Все расхохотались, а Энди ласково сказал:

— Хорошо! Хорошо! Нечасто доводится слышать из твоих уст такие коварные намеки. Ладно, как антитеза семи грехам существуют еще семь добродетелей.

— По-моему, с нас уже довольно этих семерок, — перебил его профессор. — Ваши идеи не только заводят вас Бог знает куда, но вы еще упускаете из виду одно важнейшее обстоятельство.

— А именно? — кротко спросила Жаклин.

— Все, что вы перечислили, не пронумеровано. Между тем «седьмой» может относиться к чему-то одному из семи. Как вы узнаете к чему, если все ваши перечни не имеют порядковых номеров?

— Господи помилуй, — прошептала Жаклин. — А ведь верно.

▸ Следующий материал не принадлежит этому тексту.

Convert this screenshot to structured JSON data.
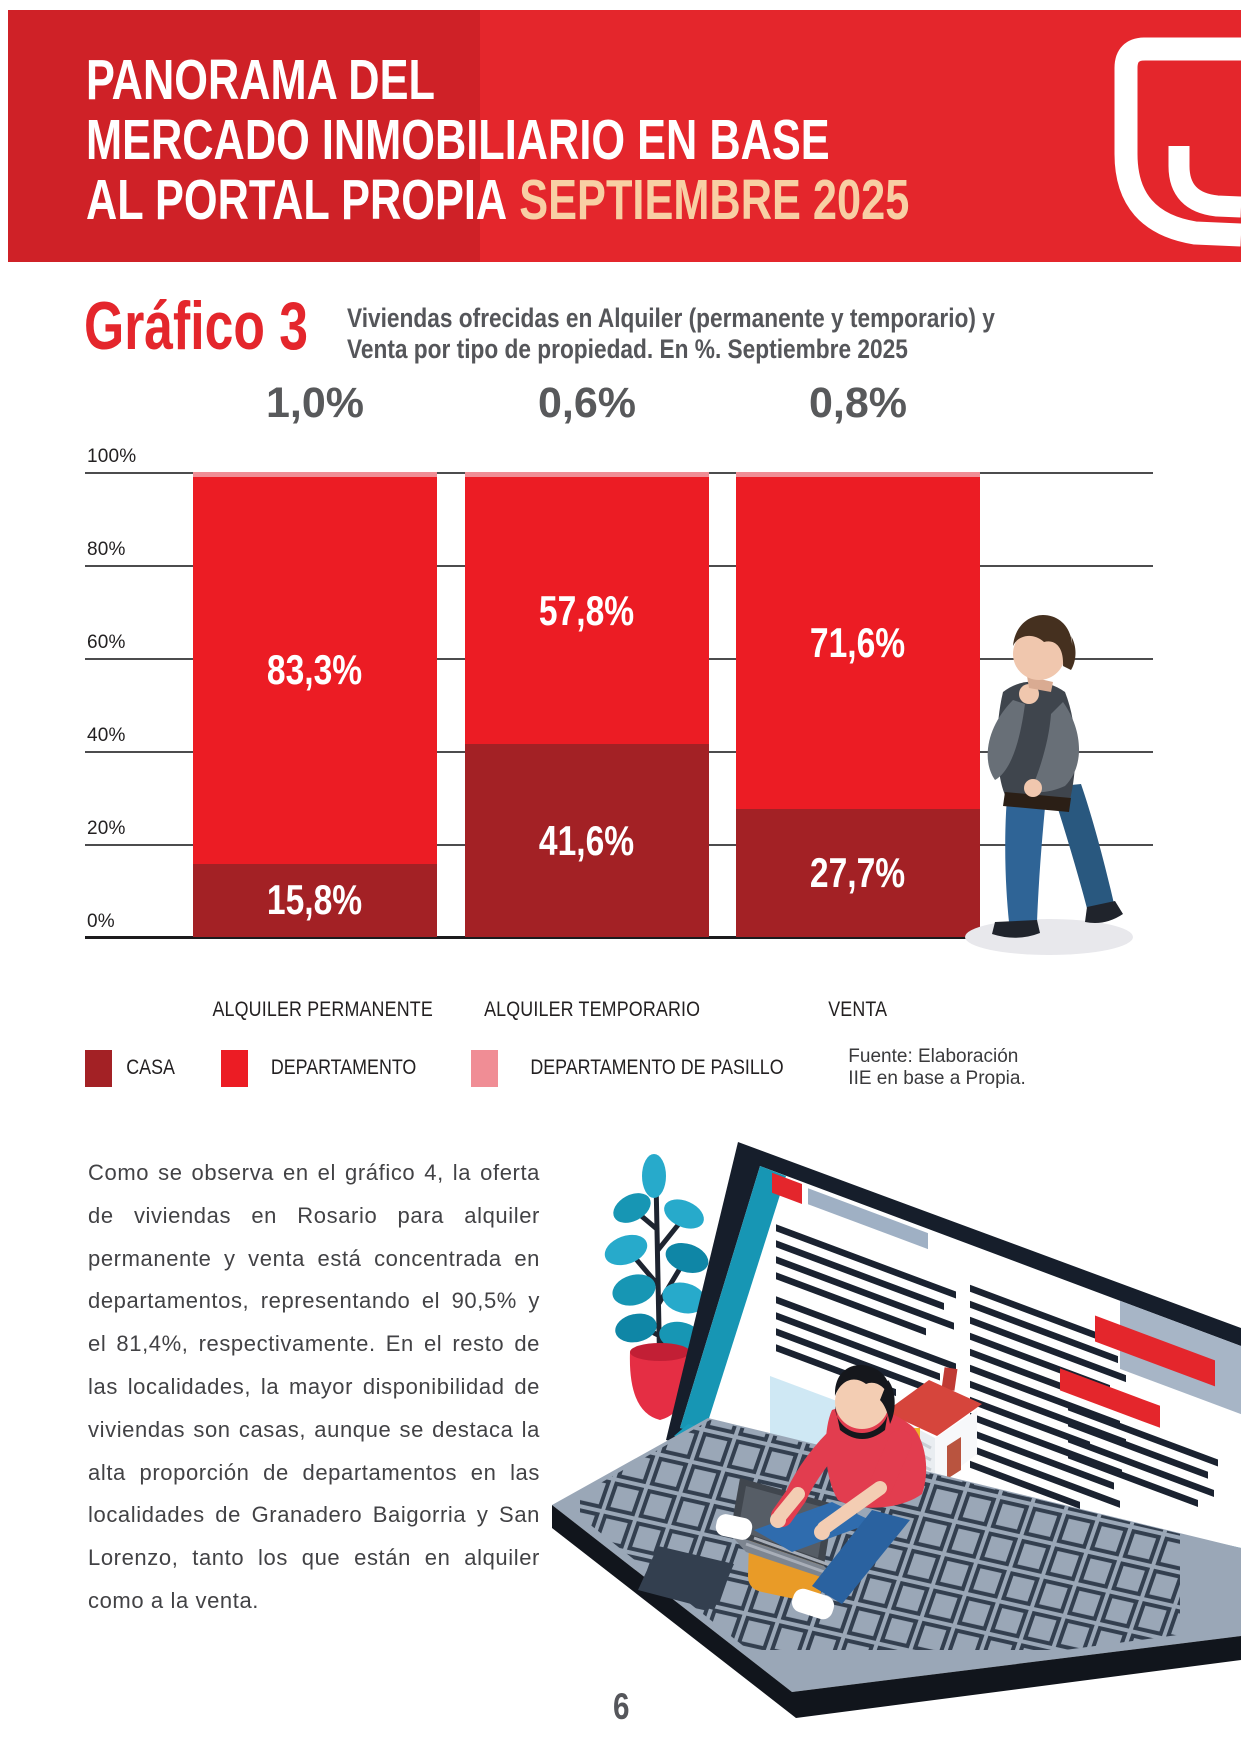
{
  "header": {
    "title_line1": "PANORAMA DEL",
    "title_line2": "MERCADO INMOBILIARIO EN BASE",
    "title_line3": "AL PORTAL PROPIA",
    "title_line3_highlight": "SEPTIEMBRE 2025"
  },
  "figure": {
    "label": "Gráfico 3",
    "subtitle_line1": "Viviendas ofrecidas en Alquiler (permanente y temporario) y",
    "subtitle_line2": "Venta por tipo de propiedad. En %. Septiembre 2025"
  },
  "chart_data": {
    "type": "bar",
    "stacked": true,
    "title": "Viviendas ofrecidas en Alquiler (permanente y temporario) y Venta por tipo de propiedad. En %. Septiembre 2025",
    "categories": [
      "ALQUILER PERMANENTE",
      "ALQUILER TEMPORARIO",
      "VENTA"
    ],
    "series": [
      {
        "name": "CASA",
        "color": "#a32125",
        "values": [
          15.8,
          41.6,
          27.7
        ],
        "labels": [
          "15,8%",
          "41,6%",
          "27,7%"
        ]
      },
      {
        "name": "DEPARTAMENTO",
        "color": "#ec1c24",
        "values": [
          83.3,
          57.8,
          71.6
        ],
        "labels": [
          "83,3%",
          "57,8%",
          "71,6%"
        ]
      },
      {
        "name": "DEPARTAMENTO DE PASILLO",
        "color": "#f08d95",
        "values": [
          1.0,
          0.6,
          0.8
        ],
        "labels": [
          "1,0%",
          "0,6%",
          "0,8%"
        ]
      }
    ],
    "total_labels": [
      "1,0%",
      "0,6%",
      "0,8%"
    ],
    "y_ticks": [
      "100%",
      "80%",
      "60%",
      "40%",
      "20%",
      "0%"
    ],
    "ylim": [
      0,
      100
    ],
    "xlabel": "",
    "ylabel": "",
    "grid": true,
    "legend_position": "bottom"
  },
  "source": "Fuente: Elaboración IIE en base a Propia.",
  "body": {
    "paragraph": "Como se observa en el gráfico 4, la oferta de viviendas en Rosario para alquiler permanente y venta está concentrada en departamentos, representando el 90,5% y el 81,4%, respectivamente. En el resto de las localidades, la mayor disponibilidad de viviendas son casas, aunque se destaca la alta proporción de departamentos en las localidades de Granadero Baigorria y San Lorenzo, tanto los que están en alquiler como a la venta."
  },
  "footer": {
    "page_number": "6"
  },
  "illustrations": {
    "logo": "u-shield-smile-logo",
    "chart_side": "man-thinking-illustration",
    "bottom_scene": "man-sitting-on-suitcase-browsing-real-estate-laptop-illustration"
  },
  "colors": {
    "banner-red": "#e4262c",
    "banner-red-dark": "#cf2127",
    "highlight-cream": "#f8cfa4",
    "casa-dark-red": "#a32125",
    "departamento-red": "#ec1c24",
    "pasillo-pink": "#f08d95",
    "label-gray": "#58595b"
  }
}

Ну и голова же вы, Сэм!

Сковил заметно расцвел, а Джин, увидев, какое сладкое выражение напустила на себя Жаклин, быстро нагнулась под стол, делая вид, что ищет кота.

4

— Дейна не пойдет, она не сможет, — доложил Майкл. — Сказала, что ей надо позаниматься.

— Ты так говоришь, будто не веришь ей, — удивилась Джин.

— Думаю, она усердно занимается милым старым папочкой Сковилом, а он ею.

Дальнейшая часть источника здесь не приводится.